How hard can it be to create your own inductors? Get a wire. Coil it up. Right? Well, the devil is definitely in the details, and [Nick] wants to share his ten tips for building “the perfect” inductor. We don’t know about perfect, but we do think he brings up some very good points. Check out his video below.
If you are winding wire around your finger (or, as it appears in the video, a fork) or you are using a beefy ferrite core, you’ll find something interesting in the video.
Of course, the issue with inductors is that wires aren’t perfect, nor are core materials. Factors like this lead to inefficiency and loss, sometimes in a frequency-dependent way.
It looks like [Nick] is building a large switching power supply, so the subject inductor is a handful. He demonstrates some useful computational tools for analyzing data about cores, for example.
We learned a lot watching the tricks, but we were more interested in the inductor’s construction. We have to admit that the computed inductance of the coil matched quite closely to the measured value.

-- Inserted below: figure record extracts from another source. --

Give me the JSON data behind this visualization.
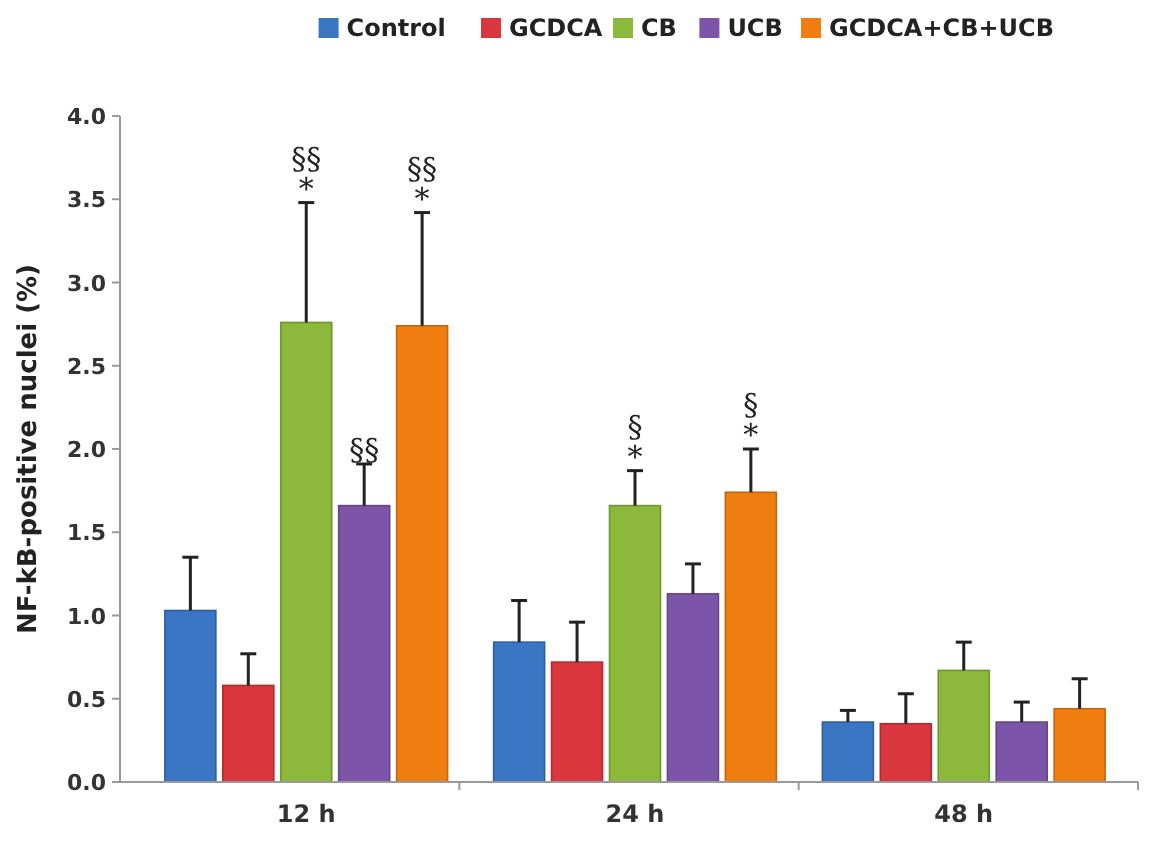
{
  "chart_data": {
    "type": "bar",
    "ylabel": "NF-kB-positive nuclei (%)",
    "categories": [
      "12 h",
      "24 h",
      "48 h"
    ],
    "series": [
      {
        "name": "Control",
        "color": "#3a76c4",
        "values": [
          1.03,
          0.84,
          0.36
        ],
        "errors": [
          [
            1.03,
            1.35
          ],
          [
            0.84,
            1.09
          ],
          [
            0.36,
            0.43
          ]
        ]
      },
      {
        "name": "GCDCA",
        "color": "#d9363e",
        "values": [
          0.58,
          0.72,
          0.35
        ],
        "errors": [
          [
            0.58,
            0.77
          ],
          [
            0.72,
            0.96
          ],
          [
            0.35,
            0.53
          ]
        ]
      },
      {
        "name": "CB",
        "color": "#8cb83c",
        "values": [
          2.76,
          1.66,
          0.67
        ],
        "errors": [
          [
            2.76,
            3.48
          ],
          [
            1.66,
            1.87
          ],
          [
            0.67,
            0.84
          ]
        ]
      },
      {
        "name": "UCB",
        "color": "#7d55a8",
        "values": [
          1.66,
          1.13,
          0.36
        ],
        "errors": [
          [
            1.66,
            1.91
          ],
          [
            1.13,
            1.31
          ],
          [
            0.36,
            0.48
          ]
        ]
      },
      {
        "name": "GCDCA+CB+UCB",
        "color": "#f07d10",
        "values": [
          2.74,
          1.74,
          0.44
        ],
        "errors": [
          [
            2.74,
            3.42
          ],
          [
            1.74,
            2.0
          ],
          [
            0.44,
            0.62
          ]
        ]
      }
    ],
    "ylim": [
      0,
      4
    ],
    "yticks": [
      {
        "value": 0,
        "label": "0.0"
      },
      {
        "value": 0.5,
        "label": "0.5"
      },
      {
        "value": 1,
        "label": "1.0"
      },
      {
        "value": 1.5,
        "label": "1.5"
      },
      {
        "value": 2,
        "label": "2.0"
      },
      {
        "value": 2.5,
        "label": "2.5"
      },
      {
        "value": 3,
        "label": "3.0"
      },
      {
        "value": 3.5,
        "label": "3.5"
      },
      {
        "value": 4,
        "label": "4.0"
      }
    ],
    "grid": false,
    "legend": "top",
    "annotations": [
      "*",
      "§§",
      "*",
      "§§",
      "§§",
      "*",
      "§",
      "*",
      "§"
    ]
  }
}
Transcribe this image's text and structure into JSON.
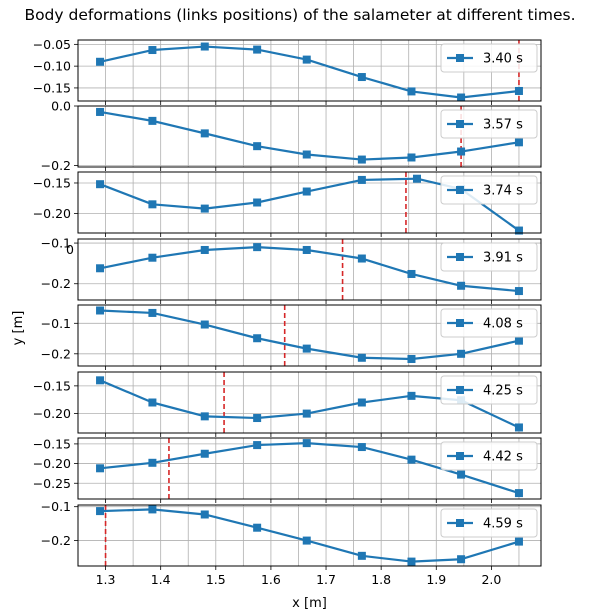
{
  "title": "Body deformations (links positions) of the salameter at different times.",
  "chart_data": {
    "type": "line",
    "xlabel": "x [m]",
    "ylabel": "y [m]",
    "xlim": [
      1.25,
      2.09
    ],
    "xticks": [
      1.3,
      1.4,
      1.5,
      1.6,
      1.7,
      1.8,
      1.9,
      2.0
    ],
    "xtick_labels": [
      "1.3",
      "1.4",
      "1.5",
      "1.6",
      "1.7",
      "1.8",
      "1.9",
      "2.0"
    ],
    "x_minor_grid_step": 0.05,
    "grid": true,
    "line_color": "#1f77b4",
    "marker_line_color": "#d62728",
    "legend_position": "upper right",
    "stray_tick_label": "0",
    "panels": [
      {
        "label": "3.40 s",
        "ylim": [
          -0.18,
          -0.04
        ],
        "yticks": [
          -0.05,
          -0.1,
          -0.15
        ],
        "ytick_labels": [
          "-0.05",
          "-0.10",
          "-0.15"
        ],
        "marker_x": 2.05,
        "x": [
          1.29,
          1.385,
          1.48,
          1.575,
          1.665,
          1.765,
          1.855,
          1.945,
          2.05
        ],
        "y": [
          -0.09,
          -0.063,
          -0.055,
          -0.062,
          -0.085,
          -0.125,
          -0.158,
          -0.172,
          -0.157
        ]
      },
      {
        "label": "3.57 s",
        "ylim": [
          -0.205,
          0.0
        ],
        "yticks": [
          0.0,
          -0.2
        ],
        "ytick_labels": [
          "0.0",
          "-0.2"
        ],
        "marker_x": 1.945,
        "x": [
          1.29,
          1.385,
          1.48,
          1.575,
          1.665,
          1.765,
          1.855,
          1.945,
          2.05
        ],
        "y": [
          -0.02,
          -0.05,
          -0.092,
          -0.135,
          -0.163,
          -0.18,
          -0.173,
          -0.153,
          -0.122
        ]
      },
      {
        "label": "3.74 s",
        "ylim": [
          -0.232,
          -0.132
        ],
        "yticks": [
          -0.15,
          -0.2
        ],
        "ytick_labels": [
          "-0.15",
          "-0.20"
        ],
        "marker_x": 1.845,
        "x": [
          1.29,
          1.385,
          1.48,
          1.575,
          1.665,
          1.765,
          1.865,
          1.945,
          2.05
        ],
        "y": [
          -0.152,
          -0.185,
          -0.192,
          -0.182,
          -0.164,
          -0.145,
          -0.143,
          -0.16,
          -0.228
        ]
      },
      {
        "label": "3.91 s",
        "ylim": [
          -0.24,
          -0.09
        ],
        "yticks": [
          -0.1,
          -0.2
        ],
        "ytick_labels": [
          "-0.1",
          "-0.2"
        ],
        "marker_x": 1.73,
        "x": [
          1.29,
          1.385,
          1.48,
          1.575,
          1.665,
          1.765,
          1.855,
          1.945,
          2.05
        ],
        "y": [
          -0.162,
          -0.136,
          -0.117,
          -0.11,
          -0.117,
          -0.138,
          -0.176,
          -0.205,
          -0.218
        ]
      },
      {
        "label": "4.08 s",
        "ylim": [
          -0.24,
          -0.04
        ],
        "yticks": [
          -0.1,
          -0.2
        ],
        "ytick_labels": [
          "-0.1",
          "-0.2"
        ],
        "marker_x": 1.625,
        "x": [
          1.29,
          1.385,
          1.48,
          1.575,
          1.665,
          1.765,
          1.855,
          1.945,
          2.05
        ],
        "y": [
          -0.058,
          -0.066,
          -0.104,
          -0.149,
          -0.183,
          -0.213,
          -0.217,
          -0.2,
          -0.157
        ]
      },
      {
        "label": "4.25 s",
        "ylim": [
          -0.235,
          -0.125
        ],
        "yticks": [
          -0.15,
          -0.2
        ],
        "ytick_labels": [
          "-0.15",
          "-0.20"
        ],
        "marker_x": 1.515,
        "x": [
          1.29,
          1.385,
          1.48,
          1.575,
          1.665,
          1.765,
          1.855,
          1.945,
          2.05
        ],
        "y": [
          -0.14,
          -0.18,
          -0.205,
          -0.208,
          -0.2,
          -0.18,
          -0.168,
          -0.176,
          -0.225
        ]
      },
      {
        "label": "4.42 s",
        "ylim": [
          -0.29,
          -0.135
        ],
        "yticks": [
          -0.15,
          -0.2,
          -0.25
        ],
        "ytick_labels": [
          "-0.15",
          "-0.20",
          "-0.25"
        ],
        "marker_x": 1.415,
        "x": [
          1.29,
          1.385,
          1.48,
          1.575,
          1.665,
          1.765,
          1.855,
          1.945,
          2.05
        ],
        "y": [
          -0.212,
          -0.198,
          -0.175,
          -0.153,
          -0.148,
          -0.158,
          -0.19,
          -0.228,
          -0.275
        ]
      },
      {
        "label": "4.59 s",
        "ylim": [
          -0.275,
          -0.095
        ],
        "yticks": [
          -0.1,
          -0.2
        ],
        "ytick_labels": [
          "-0.1",
          "-0.2"
        ],
        "marker_x": 1.3,
        "x": [
          1.29,
          1.385,
          1.48,
          1.575,
          1.665,
          1.765,
          1.855,
          1.945,
          2.05
        ],
        "y": [
          -0.113,
          -0.108,
          -0.123,
          -0.162,
          -0.2,
          -0.245,
          -0.262,
          -0.255,
          -0.203
        ]
      }
    ]
  }
}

Need a variable inductor? No problem. Before ferrite cores, good coils were a lot harder to wind.
Exciting! I’ll have a watch when i get time! Inductors have been the Achilles heel in my toolbox for quite some time, i hope that changed
This takes me back to the time when I was tasked with designing a current supply to drive a very weird and cantankerous negative-resistance load, with output varying smoothly from 10mA at 2000V up to 2A at 400V. My design was basically a boost converter, but with an output transformer that had eight isolated secondary windings, each winding tailored to work over a portion of the output range. The nominal voltages of the windings were 800, 800, 400, 200, 100, 50, 25, and 12.5V. This was followed by logic that switched the different windings in and out as necessary, so that the available voltage was never more than 12.5V greater than what was required to maintain the desired current. Finally, there was a conventional linear regulator whose job was to take up the 0-12.5V slack between the transformer output voltage and whatever was required.
The transformer was a large ferrite pot core (the largest I could find at the time, in fact), and squeezing all of the windings into it while maintaining isolation was a challenge. I became well versed in the dielectric properties of extremely thin mylar tape. I also had to design some custom-machined HDPE bobbins to hold the windings.
Somewhat surprisingly, it all worked fine.
He stole his microphone from “notanengineer”. For the rest, I stopped the video after 70s, because I’m a bit allergic to background “music”.
I don’t know who [notanengineer] stole it from, but I’ve seen that gag floating around before him. It’s a funny bit, though. :)
Ive alwys gone by simple ratios nd common sense. Need 12V AC? 10 :1. Need to make a simple inverter with 10 pk-pk with 5V supply? 2:1. Common sense sys you cant have super short wire (short) or too long a wire, and its got to be big enough to carry the current.
Has served me well over the years. Yep, not perfect, but never really had any problems. Frequency maybe, but not an “issue”.
Oh yeah, and on a current transformer, the output will (WILL) try to drive whatever current it is designed for, that means an open circuit output “could” go to very high voltages trying to get there. Gotta have a load.